MIT Faculty Supervisor Name: Justin Reich

Project Title: Playful Practice Spaces and Making

Project Description: Do you like to play lots of different games? We are looking for UROPs who are interested in creating digital and non-digital games that can help teachers to be better prepared for authentic teaching situations. If you play a lot of games and are fluent with different game mechanics, you are the perfect candidate! For example, classroom management can be very challenging. What kinds of game mechanics can be used to teach this skill differently? If this question excites you, please join our lab to create these game prototypes. The prototypes you create will be used by the students of the Woodrow Wilson Academy of Teaching and Learning, and some other teacher education programs.
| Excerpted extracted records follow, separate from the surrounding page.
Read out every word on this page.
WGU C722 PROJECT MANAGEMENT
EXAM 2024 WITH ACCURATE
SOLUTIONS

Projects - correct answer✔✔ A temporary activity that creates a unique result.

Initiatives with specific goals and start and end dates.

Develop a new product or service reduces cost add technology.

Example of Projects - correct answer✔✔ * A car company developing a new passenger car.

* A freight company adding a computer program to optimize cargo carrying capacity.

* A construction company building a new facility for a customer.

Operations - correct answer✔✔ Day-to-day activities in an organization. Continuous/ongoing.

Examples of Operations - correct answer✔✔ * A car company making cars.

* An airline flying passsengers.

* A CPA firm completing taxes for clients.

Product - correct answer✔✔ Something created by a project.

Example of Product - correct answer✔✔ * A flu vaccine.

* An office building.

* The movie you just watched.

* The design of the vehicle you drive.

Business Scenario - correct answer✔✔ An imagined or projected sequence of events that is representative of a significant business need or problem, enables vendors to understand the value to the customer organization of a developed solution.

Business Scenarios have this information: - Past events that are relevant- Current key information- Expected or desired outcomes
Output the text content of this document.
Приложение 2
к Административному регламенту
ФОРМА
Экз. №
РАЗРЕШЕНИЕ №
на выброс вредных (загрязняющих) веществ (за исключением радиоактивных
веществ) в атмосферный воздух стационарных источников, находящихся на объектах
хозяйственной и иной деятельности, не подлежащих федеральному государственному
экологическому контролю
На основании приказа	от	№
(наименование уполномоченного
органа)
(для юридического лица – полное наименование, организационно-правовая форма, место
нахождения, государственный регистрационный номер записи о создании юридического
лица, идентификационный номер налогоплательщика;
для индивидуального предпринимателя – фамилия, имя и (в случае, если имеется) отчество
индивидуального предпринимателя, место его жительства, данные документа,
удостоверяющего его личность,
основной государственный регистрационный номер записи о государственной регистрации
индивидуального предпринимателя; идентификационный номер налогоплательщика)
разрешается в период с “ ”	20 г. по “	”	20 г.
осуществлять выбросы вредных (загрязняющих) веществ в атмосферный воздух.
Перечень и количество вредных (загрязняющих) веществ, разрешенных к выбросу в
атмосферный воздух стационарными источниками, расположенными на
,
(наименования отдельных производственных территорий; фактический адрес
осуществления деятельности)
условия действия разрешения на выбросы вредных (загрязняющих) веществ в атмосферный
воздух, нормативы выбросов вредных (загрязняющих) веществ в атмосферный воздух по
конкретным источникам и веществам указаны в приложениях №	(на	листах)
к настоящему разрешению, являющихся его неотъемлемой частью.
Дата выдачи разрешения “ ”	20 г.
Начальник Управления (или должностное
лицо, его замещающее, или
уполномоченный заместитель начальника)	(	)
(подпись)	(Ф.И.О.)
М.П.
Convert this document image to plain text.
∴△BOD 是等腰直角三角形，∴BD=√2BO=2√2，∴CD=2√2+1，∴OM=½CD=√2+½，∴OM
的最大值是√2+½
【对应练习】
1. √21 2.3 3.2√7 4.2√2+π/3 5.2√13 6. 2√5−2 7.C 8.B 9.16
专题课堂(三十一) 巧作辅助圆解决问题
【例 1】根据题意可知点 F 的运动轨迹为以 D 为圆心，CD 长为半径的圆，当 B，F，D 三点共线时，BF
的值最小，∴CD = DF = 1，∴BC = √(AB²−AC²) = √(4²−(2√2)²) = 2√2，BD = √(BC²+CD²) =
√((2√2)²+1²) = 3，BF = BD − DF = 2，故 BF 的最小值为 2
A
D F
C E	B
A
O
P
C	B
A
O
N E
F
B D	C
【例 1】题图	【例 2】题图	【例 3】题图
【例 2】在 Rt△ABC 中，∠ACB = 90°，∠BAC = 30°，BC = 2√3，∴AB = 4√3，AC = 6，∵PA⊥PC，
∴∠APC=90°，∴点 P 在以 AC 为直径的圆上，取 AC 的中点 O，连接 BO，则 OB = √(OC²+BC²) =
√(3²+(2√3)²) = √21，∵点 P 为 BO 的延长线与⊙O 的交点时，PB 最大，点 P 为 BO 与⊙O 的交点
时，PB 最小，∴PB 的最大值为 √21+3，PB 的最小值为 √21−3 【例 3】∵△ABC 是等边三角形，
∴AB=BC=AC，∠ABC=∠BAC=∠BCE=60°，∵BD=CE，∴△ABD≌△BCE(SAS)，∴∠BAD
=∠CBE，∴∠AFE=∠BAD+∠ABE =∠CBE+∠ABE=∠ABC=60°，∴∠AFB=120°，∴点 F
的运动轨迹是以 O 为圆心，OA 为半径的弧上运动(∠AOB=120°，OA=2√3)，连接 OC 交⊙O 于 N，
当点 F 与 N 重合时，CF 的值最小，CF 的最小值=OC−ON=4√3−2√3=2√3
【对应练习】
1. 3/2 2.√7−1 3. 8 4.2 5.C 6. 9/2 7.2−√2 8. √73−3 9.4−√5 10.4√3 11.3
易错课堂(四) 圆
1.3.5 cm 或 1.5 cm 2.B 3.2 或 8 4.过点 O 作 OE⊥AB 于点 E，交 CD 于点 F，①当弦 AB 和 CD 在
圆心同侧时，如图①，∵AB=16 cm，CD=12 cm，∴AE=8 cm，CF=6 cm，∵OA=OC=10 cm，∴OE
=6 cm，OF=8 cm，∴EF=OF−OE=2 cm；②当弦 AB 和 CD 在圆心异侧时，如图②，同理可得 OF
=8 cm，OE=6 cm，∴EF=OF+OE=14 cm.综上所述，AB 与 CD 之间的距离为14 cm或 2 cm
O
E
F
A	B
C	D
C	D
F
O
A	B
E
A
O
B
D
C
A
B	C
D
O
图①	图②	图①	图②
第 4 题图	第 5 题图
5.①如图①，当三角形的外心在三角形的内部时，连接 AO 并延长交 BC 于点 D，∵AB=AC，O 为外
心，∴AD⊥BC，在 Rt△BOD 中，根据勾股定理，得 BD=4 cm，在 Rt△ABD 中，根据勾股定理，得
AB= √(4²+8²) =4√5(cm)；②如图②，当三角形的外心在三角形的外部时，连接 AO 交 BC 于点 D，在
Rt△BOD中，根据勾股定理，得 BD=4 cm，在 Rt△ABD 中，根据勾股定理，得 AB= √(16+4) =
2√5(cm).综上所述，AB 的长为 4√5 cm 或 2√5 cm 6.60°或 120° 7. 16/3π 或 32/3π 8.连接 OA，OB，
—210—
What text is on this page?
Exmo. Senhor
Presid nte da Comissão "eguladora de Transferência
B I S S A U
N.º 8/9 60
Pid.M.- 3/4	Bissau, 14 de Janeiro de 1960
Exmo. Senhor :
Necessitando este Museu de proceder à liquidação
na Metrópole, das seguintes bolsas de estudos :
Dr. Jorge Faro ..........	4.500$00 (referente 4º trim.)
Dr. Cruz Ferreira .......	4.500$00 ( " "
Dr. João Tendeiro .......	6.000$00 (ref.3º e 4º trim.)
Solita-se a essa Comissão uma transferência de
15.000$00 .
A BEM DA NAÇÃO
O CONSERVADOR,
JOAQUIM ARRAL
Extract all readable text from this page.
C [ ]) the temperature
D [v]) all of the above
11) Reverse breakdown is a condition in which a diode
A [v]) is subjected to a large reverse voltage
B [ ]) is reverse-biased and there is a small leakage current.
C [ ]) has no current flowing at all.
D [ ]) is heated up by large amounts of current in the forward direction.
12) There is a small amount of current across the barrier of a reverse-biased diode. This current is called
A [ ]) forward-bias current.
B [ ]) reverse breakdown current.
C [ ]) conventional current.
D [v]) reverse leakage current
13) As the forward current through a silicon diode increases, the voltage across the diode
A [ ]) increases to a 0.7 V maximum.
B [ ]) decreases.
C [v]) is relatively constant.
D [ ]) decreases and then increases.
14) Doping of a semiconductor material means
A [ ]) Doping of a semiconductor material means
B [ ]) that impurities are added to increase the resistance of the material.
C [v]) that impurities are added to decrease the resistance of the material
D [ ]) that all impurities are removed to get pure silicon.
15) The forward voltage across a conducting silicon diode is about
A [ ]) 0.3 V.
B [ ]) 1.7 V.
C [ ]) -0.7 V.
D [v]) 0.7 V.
You will have rich opportunities to design and test with other people who work in the lab as well.

Specific end of UROP goal: You will create a prototype of playful practice space (i.e. game-like learning experience) targeting teachers and help them to learn fundamental skills.

Address the letter to: Yoon Jeon (YJ) Kim

Contact: Please send a resume and a brief cover letter via email to csambata@mit.edu.  Please indicate which project(s) you would be interested in and describe how your experience or interests would be a good match for the project(s). Also, please indicate whether you are looking for IAP or spring or both IAP and spring, and whether you are seeking a UROP for credit or for pay.

What Do Past UROPs Have to Say About Their Experience with CMS/W?

Christine Yu: past UROP, major in Writing - Digital Media Studies, minor in Biology, and MIT class of 2012

Christine Yu: past UROP, major in Writing – Digital Media Studies, minor in Biology, and MIT class of 2012

My work with the Imagination, Computation, and Expression Lab on Project Mimesis and AIR (Advanced Identity Representation) enhanced my experience as an undergraduate at MIT by allowing me to work directly with graduate students in the CMS department. I had previously UROP’ed for the Biology department, and so transferring over to CMS was quite the change; I found the CMS UROP experience to be more teamwork-based. I also enjoyed the change in scenery of the labs, and it has fostered my interest in the human experience in avatar generation and gaming.I would highly recommend UROP’ing for any undergraduate in fields of interest because it helps an individual to think about post-graduate plans, and it allows them to meet the future professionals of that field. While my post-graduate plans are currently medical school-based, I’ve been asked during interviews about my experience in the ICE Lab, and it’s always very fun to be able to talk about a broad range of my interests. I feel like my experience in the ICE Lab enhances my applications because it allows me to present myself as very personable, instead of just sitting behind a lab bench pipetting all day.